Women have numerous contraceptive choices, including birth control pills, patches, implants, IUDs, and vaginal rings. But for women who also want to prevent infection with HIV and other STIs, choices are limited to condoms, which can be difficult to negotiate with partners and may not be practical for women and couples who want to have children.
The Council is developing two sustained-release combination microbicide rings: one that will prevent the sexual transmission of HIV and other STIs, and another that will prevent HIV, other STIs, and unintended pregnancy.
- Preventing HIV and STIs: The Council has developed a ring that contains the antiretroviral MIV-150 (an enzyme inhibitor that prevents infected cells from producing new virus), zinc acetate (a broad-spectrum antiviral agent), and carrageenan (a natural polymer isolated from seaweed that also has broad-spectrum antiviral properties). This ring, known as the MZC intravaginal ring, was designed to prevent the acquisition and transmission of HIV and other STIs such as herpes simplex virus (HSV-2), human papillomavirus (HPV), and Trichomonas vaginalis. It is intended for 90 days of use by women who want continuous protection from HIV and other STIs.

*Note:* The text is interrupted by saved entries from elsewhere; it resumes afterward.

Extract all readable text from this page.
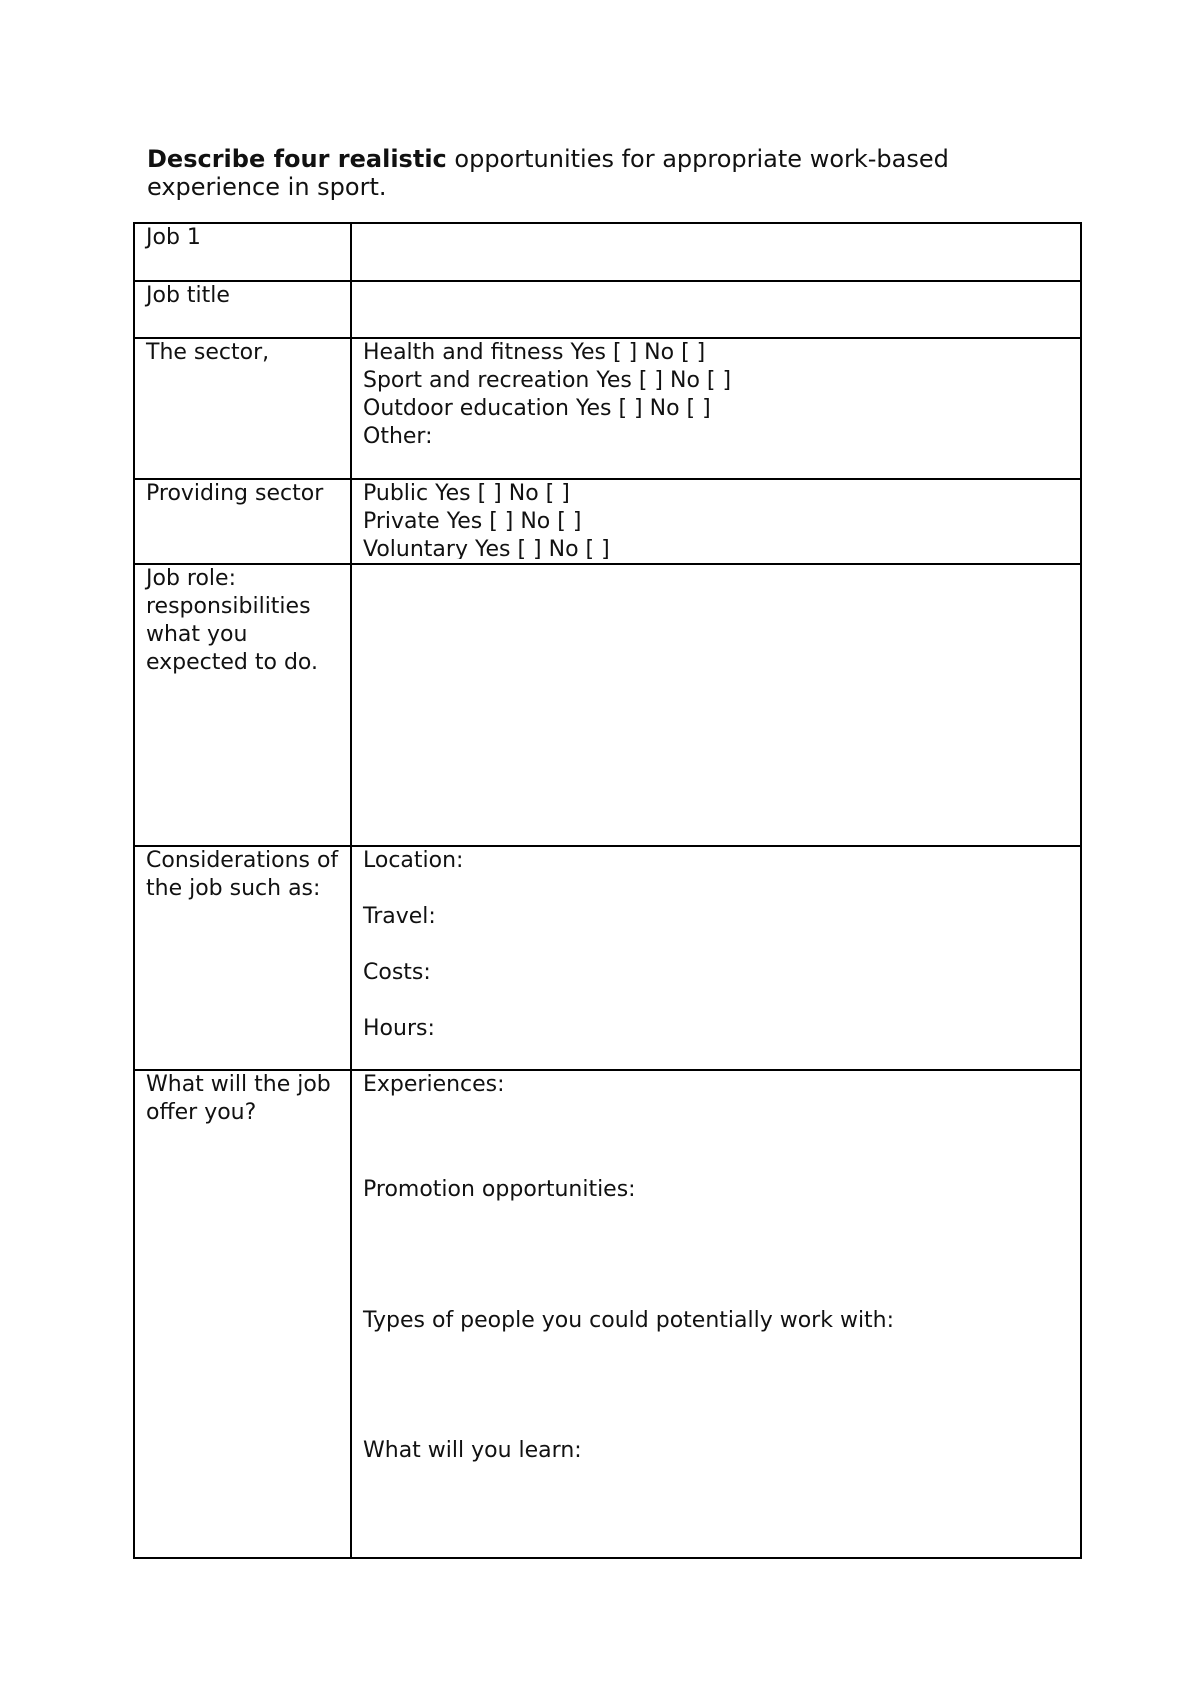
Describe four realistic opportunities for appropriate work-based experience in sport.
Job 1	
Job title	
The sector,	Health and fitness Yes [ ] No [ ]
Sport and recreation Yes [ ] No [ ]
Outdoor education Yes [ ] No [ ]
Other:

Providing sector	Public Yes [ ] No [ ]
Private Yes [ ] No [ ]
Voluntary Yes [ ] No [ ]

Job role: responsibilities what you expected to do.	
Considerations of the job such as:	Location:
Travel:
Costs:
Hours:

What will the job offer you?	Experiences:
Promotion opportunities:
Types of people you could potentially work with:
What will you learn:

- Preventing pregnancy, HIV, and STIs: The Council has also developed a ring containing the MZC microbicide and levonorgestrel (a licensed contraceptive). The MZCL intravaginal ring is intended for women who want the continuous protection from HIV and other STIs delivered by the MZC ring with the added benefit of a contraceptive to prevent unintended pregnancy.

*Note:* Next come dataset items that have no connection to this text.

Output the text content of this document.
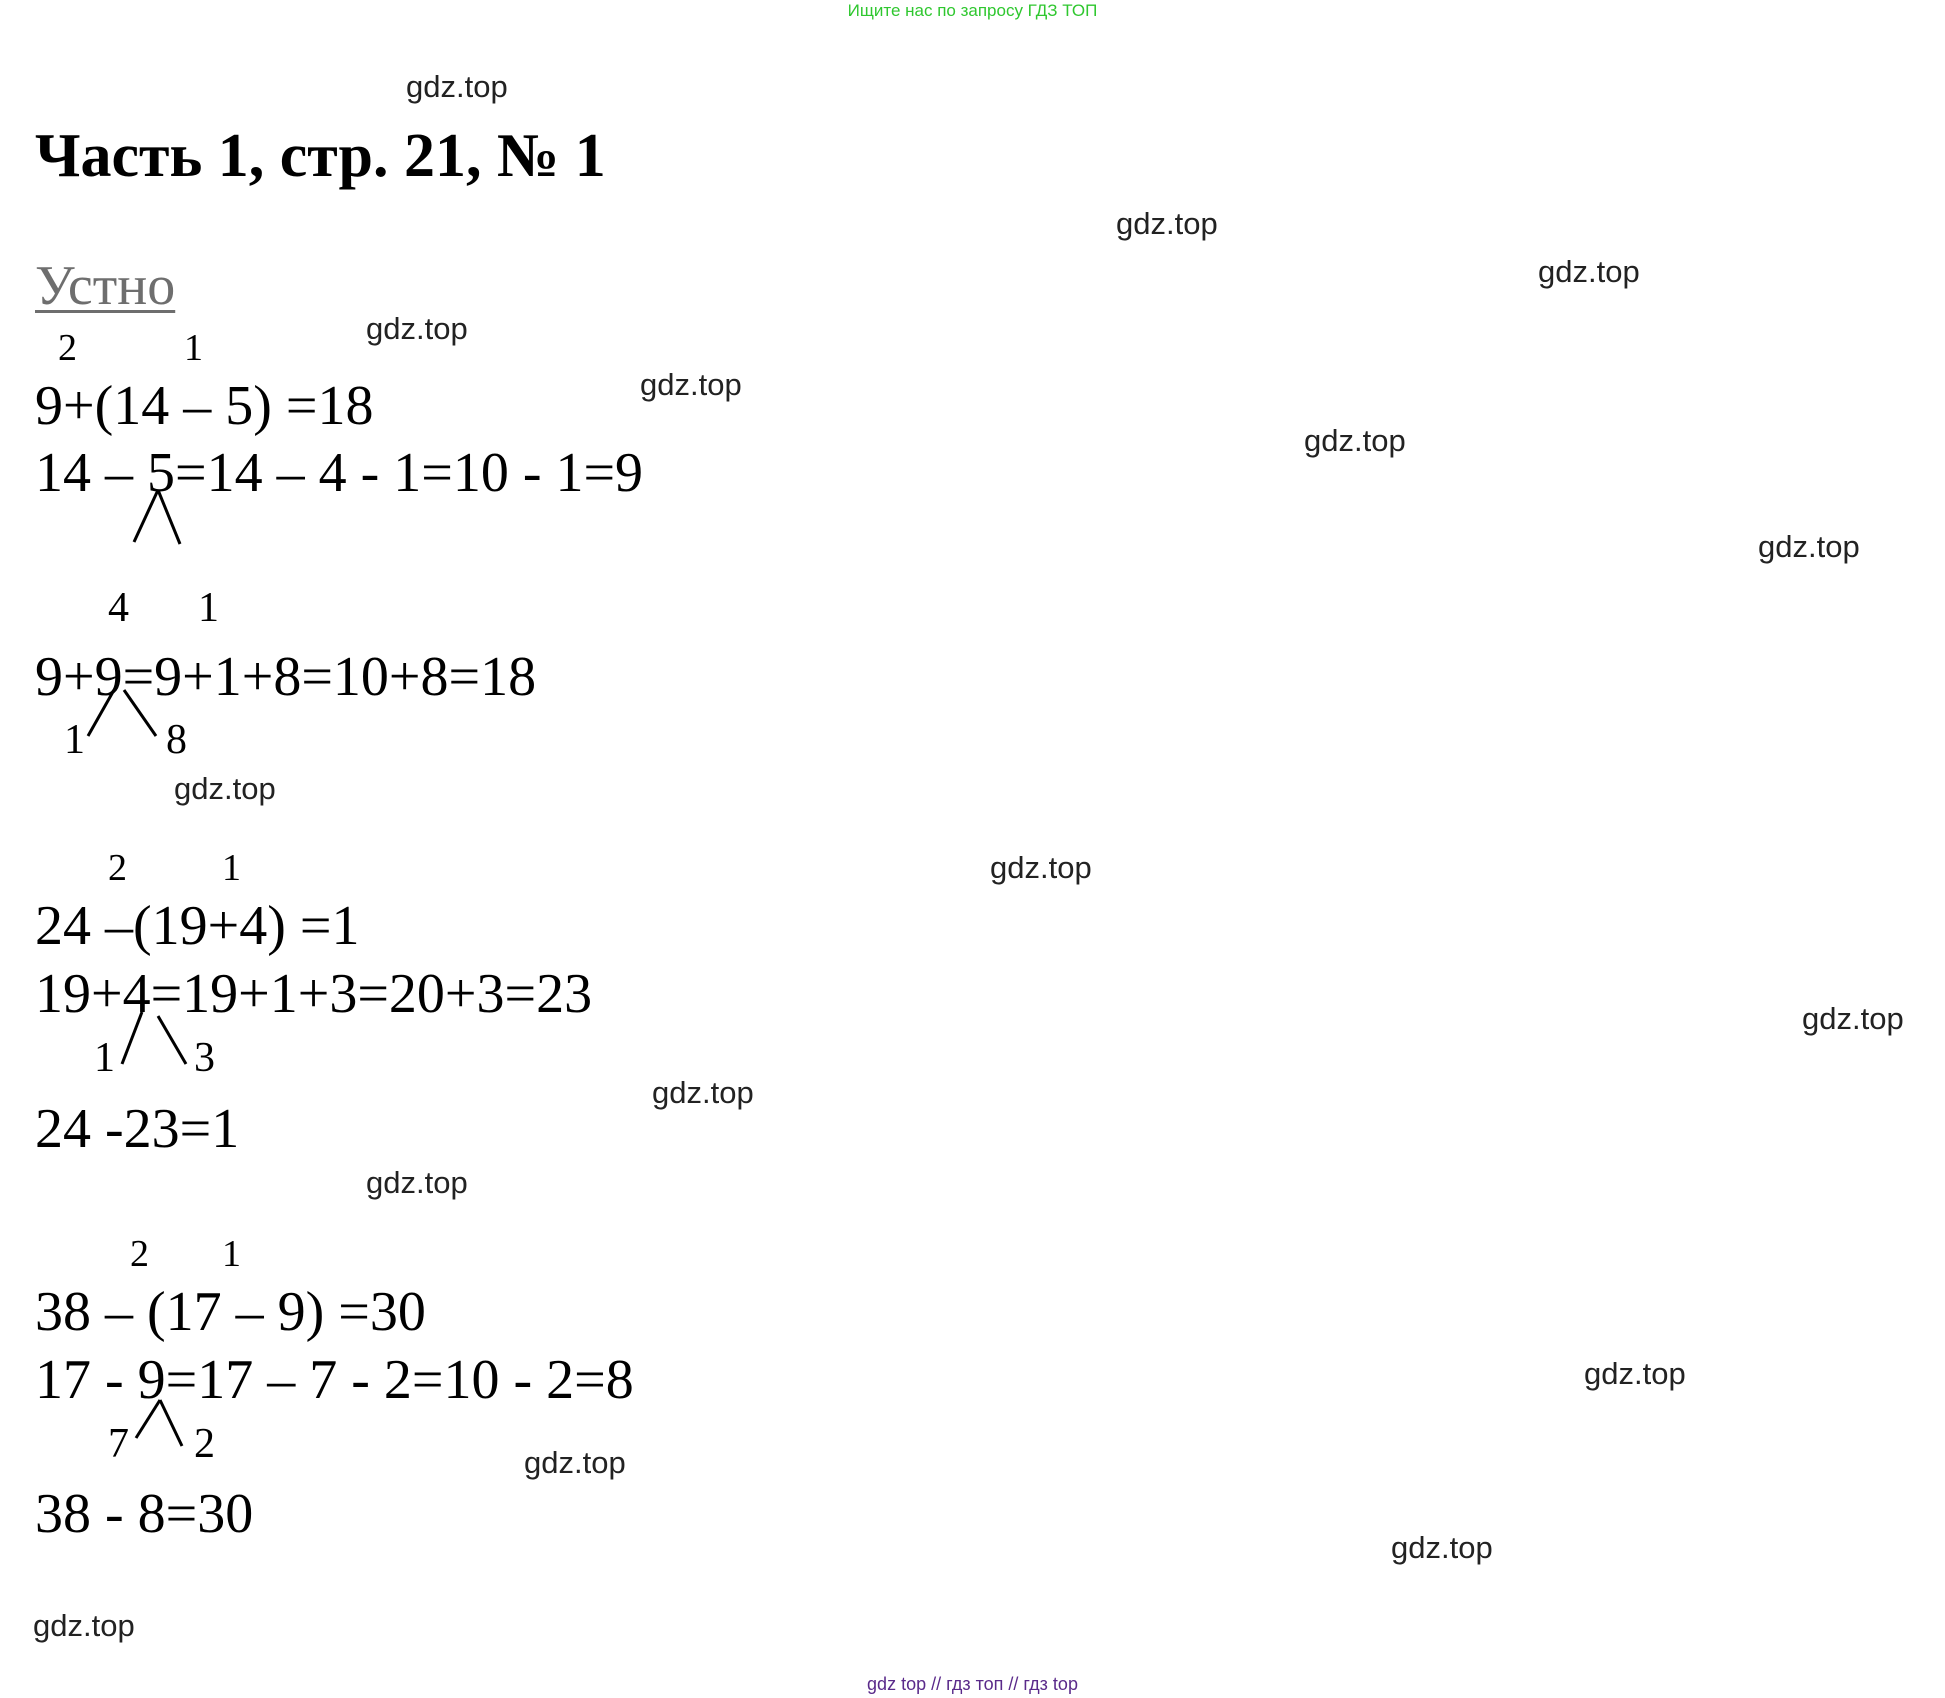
Ищите нас по запросу ГДЗ ТОП
Часть 1, стр. 21, № 1
Устно
2	1
9+(14 – 5) =18
14 – 5=14 – 4 - 1=10 - 1=9
4 1
9+9=9+1+8=10+8=18
1 8
2	1
24 –(19+4) =1
19+4=19+1+3=20+3=23
1 3
24 -23=1
2 1
38 – (17 – 9) =30
17 - 9=17 – 7 - 2=10 - 2=8
7 2
38 - 8=30
gdz.top
gdz.top
gdz.top
gdz.top
gdz.top
gdz.top
gdz.top
gdz.top
gdz.top
gdz.top
gdz.top
gdz.top
gdz.top
gdz.top
gdz.top
gdz.top
gdz top // гдз топ // гдз top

Council researchers and external collaborators have manufactured prototype MZC and MZCL intravaginal rings and extensively tested their performance in in vitro (in cells and tissues) and in vivo (in animals) studies. They have shown that the MZC and MZCL rings release useful amounts of MIV-150, zinc acetate, carrageenan, and levonorgestrel in vitro and in vivo. Initial efficacy studies in macaques show promise for these dual-protection methods.
A safe and effective intravaginal ring would allow women to protect themselves from HIV, STIs, and unintended pregnancy and make a major contribution to global public health.